Daarnaast is er een geschil over een huurachterstand. De verhuurder vorderde ontbinding van de huurovereenkomst en betaling van achterstallige huur. De huurders betwisten de hoogte van de huurachterstand en stellen dat zij de huur voor een groot deel contant hebben betaald. Het hof oordeelt dat de huurders onvoldoende bewijs hebben geleverd voor hun stelling dat zij aan hun betalingsverplichtingen hebben voldaan. Uiteindelijk wordt de huurachterstand vastgesteld op € 10.235,45, en de huurders worden veroordeeld tot betaling van dit bedrag, evenals een bedrag van € 788,58 per maand vanaf 1 juli 2019 tot de ontruiming op 14 augustus 2020.

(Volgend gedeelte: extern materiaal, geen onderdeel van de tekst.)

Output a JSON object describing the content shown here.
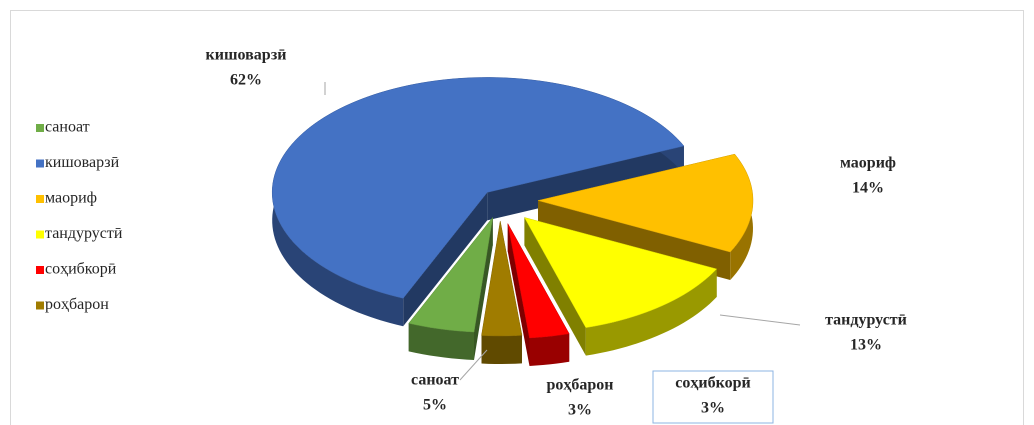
{
  "chart_data": {
    "type": "pie",
    "categories": [
      "саноат",
      "кишоварзӣ",
      "маориф",
      "тандурустӣ",
      "соҳибкорӣ",
      "роҳбарон"
    ],
    "values": [
      5,
      62,
      14,
      13,
      3,
      3
    ],
    "value_labels": [
      "5%",
      "62%",
      "14%",
      "13%",
      "3%",
      "3%"
    ],
    "colors": [
      "#70ad47",
      "#4472c4",
      "#ffc000",
      "#ffff00",
      "#ff0000",
      "#a07c00"
    ],
    "legend": "left"
  }
}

Het hof vernietigt het eerdere vonnis van de kantonrechter, behoudens de veroordeling in proceskosten, en doet opnieuw recht. De kosten van het hoger beroep worden gecompenseerd, en iedere partij draagt haar eigen kosten.

Uitspraak

GERECHTSHOF ’s-HERTOGENBOSCH

Team Handelsrecht
zaaknummer gerechtshof 200.274.096
(zaaknummer rechtbank Limburg, 7373491)
arrest van 30 november 2021
in de zaak van

1.[appellant] ,

wonende te [woonplaats] ,
2.
[appellante],
wonende te [woonplaats] ,
appellanten,
in eerste aanleg: gedaagden in conventie, eisers in reconventie,
advocaat: mr. S.C. Leinders te Echt, gemeente Echt-Susteren (voorheen mr. T.D.D. Loeffen),
tegen
1.
[geïntimeerde 1],
wonende te [woonplaats] ,
2.
[geïntimeerde 2],
wonende te [woonplaats] .
geïntimeerden,
in eerste aanleg: eisers in conventie, gedaagden in reconventie,
advocaat: mr. E.H.C.K. Reijans te Echt, gemeente Echt-Susteren,
Appellant sub 1 zal hierna [appellant] , appellante sub 2 [appellante] en appellanten gezamenlijk zullen [appellanten] worden genoemd.
Geïntimeerde sub 1 zal hierna [geïntimeerde 1] , geïntimeerde sub 2 [geïntimeerde 2] en geïntimeerden gezamenlijk zullen [geïntimeerden] worden genoemd.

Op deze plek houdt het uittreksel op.